Wishing And Thinking and Hoping And Praying

....that AF will show soon. It's been almost a 50 day cycle. The last time this happened, I called my doctor at day 63 to get an appointment to get the Provera shot, but AF showed that weekend before my appointment. In the meantime I am staying busy and trying not to stress over it. I have started painting again to keep busy. It makes me happy to paint and gets my mind off the stress of ttc and AF and everything else that comes with being a woman.

August 21, 2009

Getting Pregnant isn't a Bed of Roses

Hi everyone. I'm Rose Bud. I'm 28 (will turn 29 on Sunday!) and have been married to Mr. Rose Bud for 3 years. We met 5 years ago and I must say it wasn't love at first sight. I had just gotten out of a bad relationship and he was planning to move to go to grad school. Well....that all changed after going out a few times. After dating for 1 year and 1/2 he proposed. A year later we were married on July 15, 2006. We knew we wanted to have children but we also wanted "us" time for a while. It's now three years later...a house and two dogs....and we want to add to our family. I went off the pill in January 2009. My cycles were very irregular after that. My doctor recommended two regular cycles before ttc so we waited. I always hated AF but never wanted her presence more during those months of waiting for her to show up. She finally did. We had been charting during that time as well. Thanks to the girls on the nest I read a very good book (TCOYF) and starting temping/charting. We officially started trying the beginning of May and at the end of May I found out I was pregant. It was the best feeling in the world. I saw a new doctor (my regular doctor doesn't deliver babies anymore; just does gyno) and confirmed the pregnancy with a urine test. I scheduled an ultrasound for three weeks later, at which time I would be 8 1/2 weeks. I told friends, coworkers, and family. I was soooo excited.
That Sunday I started bleeding. I called the doctor and he said if I don't start cramping to just come in the office Monday so they can test my hcg levels.
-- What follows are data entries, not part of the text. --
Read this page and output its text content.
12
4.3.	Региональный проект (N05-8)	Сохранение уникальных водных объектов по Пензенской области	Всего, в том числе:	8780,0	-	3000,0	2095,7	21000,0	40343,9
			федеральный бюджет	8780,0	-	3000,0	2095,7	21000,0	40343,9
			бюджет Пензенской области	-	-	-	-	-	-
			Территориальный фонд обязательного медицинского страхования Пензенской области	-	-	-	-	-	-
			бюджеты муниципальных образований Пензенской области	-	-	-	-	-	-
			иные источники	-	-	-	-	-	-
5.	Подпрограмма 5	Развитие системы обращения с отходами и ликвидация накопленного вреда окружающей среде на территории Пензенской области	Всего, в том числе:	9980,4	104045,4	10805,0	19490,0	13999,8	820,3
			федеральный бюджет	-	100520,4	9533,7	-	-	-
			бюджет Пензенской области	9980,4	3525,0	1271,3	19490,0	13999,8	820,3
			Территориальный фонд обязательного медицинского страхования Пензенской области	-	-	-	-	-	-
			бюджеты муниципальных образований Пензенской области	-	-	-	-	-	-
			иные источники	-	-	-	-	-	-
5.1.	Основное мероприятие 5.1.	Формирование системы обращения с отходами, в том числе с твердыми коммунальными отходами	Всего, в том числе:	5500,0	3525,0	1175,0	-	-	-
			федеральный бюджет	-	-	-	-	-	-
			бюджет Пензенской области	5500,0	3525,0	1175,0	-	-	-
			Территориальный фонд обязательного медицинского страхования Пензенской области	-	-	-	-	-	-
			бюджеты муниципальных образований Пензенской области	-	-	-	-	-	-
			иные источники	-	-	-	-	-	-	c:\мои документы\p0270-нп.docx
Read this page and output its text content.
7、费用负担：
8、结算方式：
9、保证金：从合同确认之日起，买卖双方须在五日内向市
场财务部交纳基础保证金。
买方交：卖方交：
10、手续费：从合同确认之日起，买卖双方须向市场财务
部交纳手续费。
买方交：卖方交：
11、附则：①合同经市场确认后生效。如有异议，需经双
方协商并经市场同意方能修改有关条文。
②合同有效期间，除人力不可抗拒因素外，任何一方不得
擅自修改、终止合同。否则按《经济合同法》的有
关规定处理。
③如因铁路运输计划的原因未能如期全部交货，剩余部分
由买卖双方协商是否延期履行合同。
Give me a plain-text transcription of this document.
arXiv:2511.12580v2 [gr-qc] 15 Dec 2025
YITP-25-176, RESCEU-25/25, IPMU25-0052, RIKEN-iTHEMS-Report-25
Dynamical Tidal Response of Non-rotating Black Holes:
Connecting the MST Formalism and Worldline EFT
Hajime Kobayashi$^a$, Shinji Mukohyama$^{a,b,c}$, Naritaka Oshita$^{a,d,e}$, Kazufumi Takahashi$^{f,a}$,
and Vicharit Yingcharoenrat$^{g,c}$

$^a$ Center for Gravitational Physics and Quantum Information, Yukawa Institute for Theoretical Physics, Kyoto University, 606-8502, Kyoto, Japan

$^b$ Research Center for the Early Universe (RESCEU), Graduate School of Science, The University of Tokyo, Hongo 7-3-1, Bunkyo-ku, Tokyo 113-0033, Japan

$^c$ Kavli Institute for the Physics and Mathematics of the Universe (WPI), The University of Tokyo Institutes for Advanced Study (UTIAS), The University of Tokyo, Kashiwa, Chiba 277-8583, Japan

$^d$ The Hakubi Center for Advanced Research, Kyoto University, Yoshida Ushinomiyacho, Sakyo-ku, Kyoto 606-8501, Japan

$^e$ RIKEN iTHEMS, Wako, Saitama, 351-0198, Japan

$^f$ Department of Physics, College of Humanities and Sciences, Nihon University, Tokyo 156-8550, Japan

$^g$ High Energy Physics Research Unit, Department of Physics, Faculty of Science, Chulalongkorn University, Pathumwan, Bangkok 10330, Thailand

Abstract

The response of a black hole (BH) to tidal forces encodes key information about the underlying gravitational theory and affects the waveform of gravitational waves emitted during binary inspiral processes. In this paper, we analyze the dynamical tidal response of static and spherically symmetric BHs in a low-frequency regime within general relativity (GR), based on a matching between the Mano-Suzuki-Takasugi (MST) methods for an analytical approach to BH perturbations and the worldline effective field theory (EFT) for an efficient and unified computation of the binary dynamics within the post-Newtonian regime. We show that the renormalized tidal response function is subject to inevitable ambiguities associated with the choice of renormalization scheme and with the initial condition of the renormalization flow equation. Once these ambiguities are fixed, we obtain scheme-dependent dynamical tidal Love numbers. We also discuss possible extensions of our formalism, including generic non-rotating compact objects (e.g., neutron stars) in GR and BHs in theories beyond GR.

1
Sunday night I passed a clot. I was already preparing for the worst but still didn't want to hear the word. I couldn't even say it. Monday was the worst. I went into the office and there was a mother with her newborn. I almost lost it. I was an emotional rollercoaster. My levels were drawn. I had to wait 2 days to have them drawn again to see if they doubled or worse- if they fell. Two loooong days passed and I had them drawn again. It was confirmed- I was having or did have a miscarriage. I didn't have to have a D&C or have a followup appointment. I had prepared for a miscarriage but it was so hard hearing it. Going back to work and having to face everyone was hard. I cried at the drop of a hat. But each day got a little better and I got through the week. So long story short I have had one cycle since the miscarriage and I am just waiting for AF to come back a 2nd time so we can start trying again. I'm on cycle day 43 with no ovulation. Boy I never thought getting pregnant and having a baby would be so hard. It's definitely no bed of roses.